Take stock of the damage: Determine what’s leading to higher turnover by first assessing what damage has already been done. It’s not uncommon in a single organization for turnover to be calculated a number of different ways — meaning there is a lack of ability for meaningful comparison across the organization. Companies should start by calculating resignation rates the same for all departments and locations.
Identify who is resigning: It’s important for businesses to take stock of who is actually resigning. Is it top performers? Senior managers? When many of the employees who leave are the best and brightest, they take all their skills, knowledge and connections with them, putting the organization at a disadvantage.
Analyze the causes of turnover: Rather than jump straight into giving raises across the board, dig deeper to determine how resignations are affected by factors such as compensation ratio, promotion wait time, tenure, performance, and training opportunities that employees may be seeking. This insight supports better decisions around changes to pay, benefits, and professional development in order to manage costs, while retaining the right people.
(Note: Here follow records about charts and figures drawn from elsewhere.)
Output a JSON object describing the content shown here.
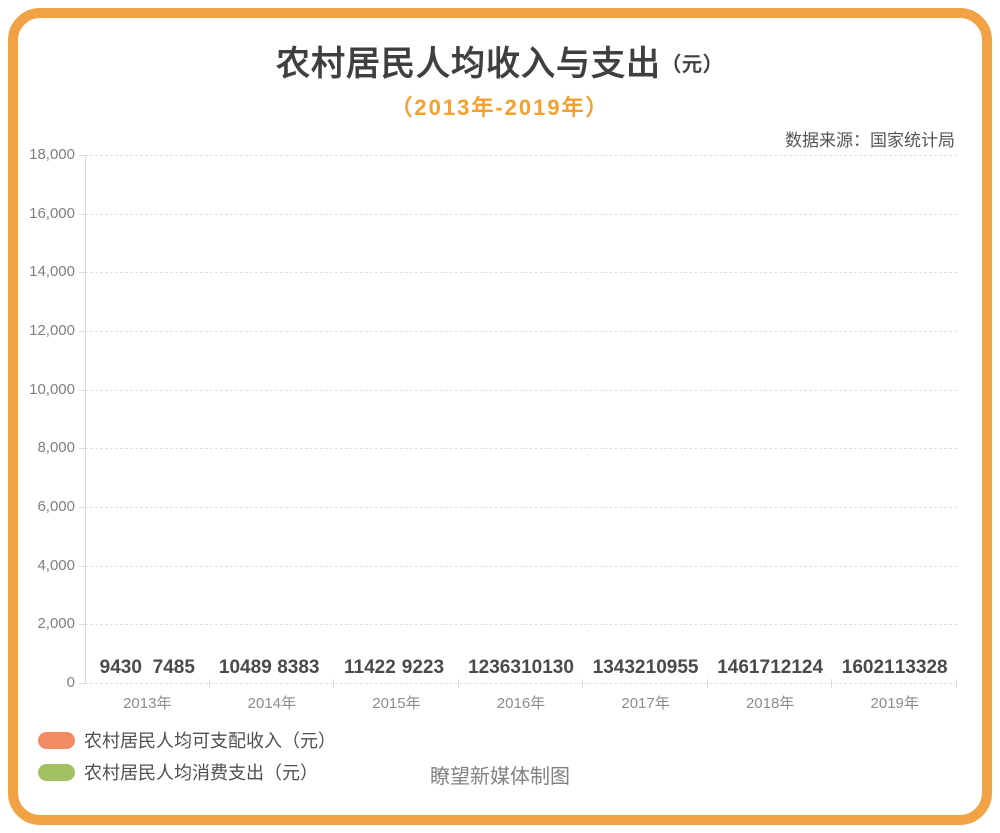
{
  "header": {
    "title_main": "农村居民人均收入与支出",
    "title_unit": "（元）",
    "subtitle": "（2013年-2019年）",
    "source": "数据来源：国家统计局"
  },
  "chart_data": {
    "type": "bar",
    "categories": [
      "2013年",
      "2014年",
      "2015年",
      "2016年",
      "2017年",
      "2018年",
      "2019年"
    ],
    "series": [
      {
        "name": "农村居民人均可支配收入（元）",
        "color": "#F28B64",
        "values": [
          9430,
          10489,
          11422,
          12363,
          13432,
          14617,
          16021
        ]
      },
      {
        "name": "农村居民人均消费支出（元）",
        "color": "#A3C163",
        "values": [
          7485,
          8383,
          9223,
          10130,
          10955,
          12124,
          13328
        ]
      }
    ],
    "title": "农村居民人均收入与支出（元）",
    "subtitle": "（2013年-2019年）",
    "xlabel": "",
    "ylabel": "",
    "ylim": [
      0,
      18000
    ],
    "ytick_step": 2000,
    "ytick_labels": [
      "0",
      "2,000",
      "4,000",
      "6,000",
      "8,000",
      "10,000",
      "12,000",
      "14,000",
      "16,000",
      "18,000"
    ],
    "grid": "dashed-horizontal",
    "legend_position": "bottom-left",
    "value_labels_visible": true,
    "bars_drawn_at_zero_height": true
  },
  "footer": {
    "credit": "瞭望新媒体制图"
  },
  "colors": {
    "frame_border": "#F0A245",
    "title": "#3F3F3F",
    "subtitle_orange": "#F5A02E",
    "gridline": "#E1E1E1",
    "axis_line": "#D9D9D9",
    "value_label": "#4A4A4A",
    "tick_label": "#7F7F7F",
    "year_label": "#8C8C8C",
    "income_series": "#F28B64",
    "expense_series": "#A3C163"
  }
}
Determine who can be saved: Once you have determined which general groups are experiencing high rates of turnover, implement a retention program targeted at the key employees with the highest-risk of exit.
Data demystifies employee churn. The patterns vary: it could be a bad manager, a remote department that feels disconnected, or employees who have a long commute time. Workforce data identifies and addresses the biggest patterns we hadn’t previously considered through advanced AI and machine learning.
If companies aren’t able to look at their workforce through a data-driven lens and accurately predict employee behavior such as voluntary turnover, they’re at a disadvantage in terms of retaining top performers, as well as keeping people-related costs to a minimum.
By combining these identified patterns with the basic knowledge of organizational behavior, companies can implement systems and programs that truly incentivise employees to remain at their positions come January and beyond.